Know How to Spot Malicious Scareware
A growing threat on the internet today is that of the rogue anti-virus infection, also known as “scareware”. This classification is used for any program that pretends to be an anti-virus utility, but is actually just a very noisy adware infection. It is often also accompanied by one or more Trojan infections, widely known for opening computer security holes and allowing all sorts of other undesirables in. XP Antivirus 2010 (shown below) is one such fraud.
To make things worse, these programs are always designed to look very close to a legitimate antivirus program, or else part of Microsoft Windows itself. These threats tend to slip right by automated protection tools such as firewalls and virus scanners, and then sit on your hard drive entirely un-accosted by nearly all legitimate virus scanners on the market. (In the meanwhile spamming you with annoying ads, all of which try and convince you to hand over credit card information. –Don’t do it!) The pressing question is of course, how can I know when an anti-virus is one of these frauds, and not a legitimate software?

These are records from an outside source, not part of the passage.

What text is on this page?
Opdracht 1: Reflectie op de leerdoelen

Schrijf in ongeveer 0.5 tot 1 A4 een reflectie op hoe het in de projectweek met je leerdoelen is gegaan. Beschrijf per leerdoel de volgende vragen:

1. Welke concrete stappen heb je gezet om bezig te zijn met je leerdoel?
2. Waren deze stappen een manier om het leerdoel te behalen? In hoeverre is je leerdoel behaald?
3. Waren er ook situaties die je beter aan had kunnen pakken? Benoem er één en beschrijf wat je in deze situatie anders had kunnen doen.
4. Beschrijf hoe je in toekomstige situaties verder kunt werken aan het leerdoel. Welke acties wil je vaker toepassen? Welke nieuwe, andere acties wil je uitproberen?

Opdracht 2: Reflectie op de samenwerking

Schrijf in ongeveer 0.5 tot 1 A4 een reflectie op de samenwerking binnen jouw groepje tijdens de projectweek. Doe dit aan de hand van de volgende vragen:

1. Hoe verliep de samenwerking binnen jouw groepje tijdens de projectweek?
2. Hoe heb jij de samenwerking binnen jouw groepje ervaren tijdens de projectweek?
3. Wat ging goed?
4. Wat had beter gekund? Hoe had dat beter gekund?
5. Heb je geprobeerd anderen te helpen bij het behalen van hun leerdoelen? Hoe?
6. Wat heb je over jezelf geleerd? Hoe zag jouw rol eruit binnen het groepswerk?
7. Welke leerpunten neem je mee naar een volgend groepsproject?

Top 3 Signs You have a Malicious Fake Anti-Virus
In my experience, there are three main signs to look for. First off, the way it got onto your computer. This kind of program often appears of its own accord without you installing it, or is downloaded and installed to your computer after claiming “You are infected!” on an otherwise-unrelated-to-security website. Often times you may encounter a popup ad pretending to be a Windows file folder, and it has an animation “scanning for threats”. It will come up with a number of bogus entries, and then tell you to install their software and fix the problems you don’t actually have. Example advertisement pictured below.
Secondly, fraudulent anti-virus programs are VERY LOUD and have a frantic sense of immediacy intended to incite panic. They will tell you that you are critically, extremely, computer-about-to-explode infected, and that it is urgent, URGENT you give them your credit card information right away so that they can save you. There will be popups, that when closed result in additional popups, sometimes 2 or 3 times. These popups will return every minute or so, and interrupt whatever you are doing to demand your attention –often filling the whole screen and appearing on top of all other windows. A legitimate anti-virus by comparison, will pop up just one notification, nowhere near as frequently, and will also give you a “stop telling me about this” sort of option.
Third and last, the threats found by fraudulent anti-virus programs are entirely fabrications –none of the threats problems by these infections actually exist on your computer. If you have another scanner you know to be legitimate installed, and it isn’t finding anything, chances are the noisy, pushy program shouting that you have 100 infections is a fraud.
There are hundreds of these fake programs on the market now, but some of the more common ones I’ve seen as of lately include Antispyware 2010, Spyware Protect 2009, Total Security, and XP Antivirus 2010.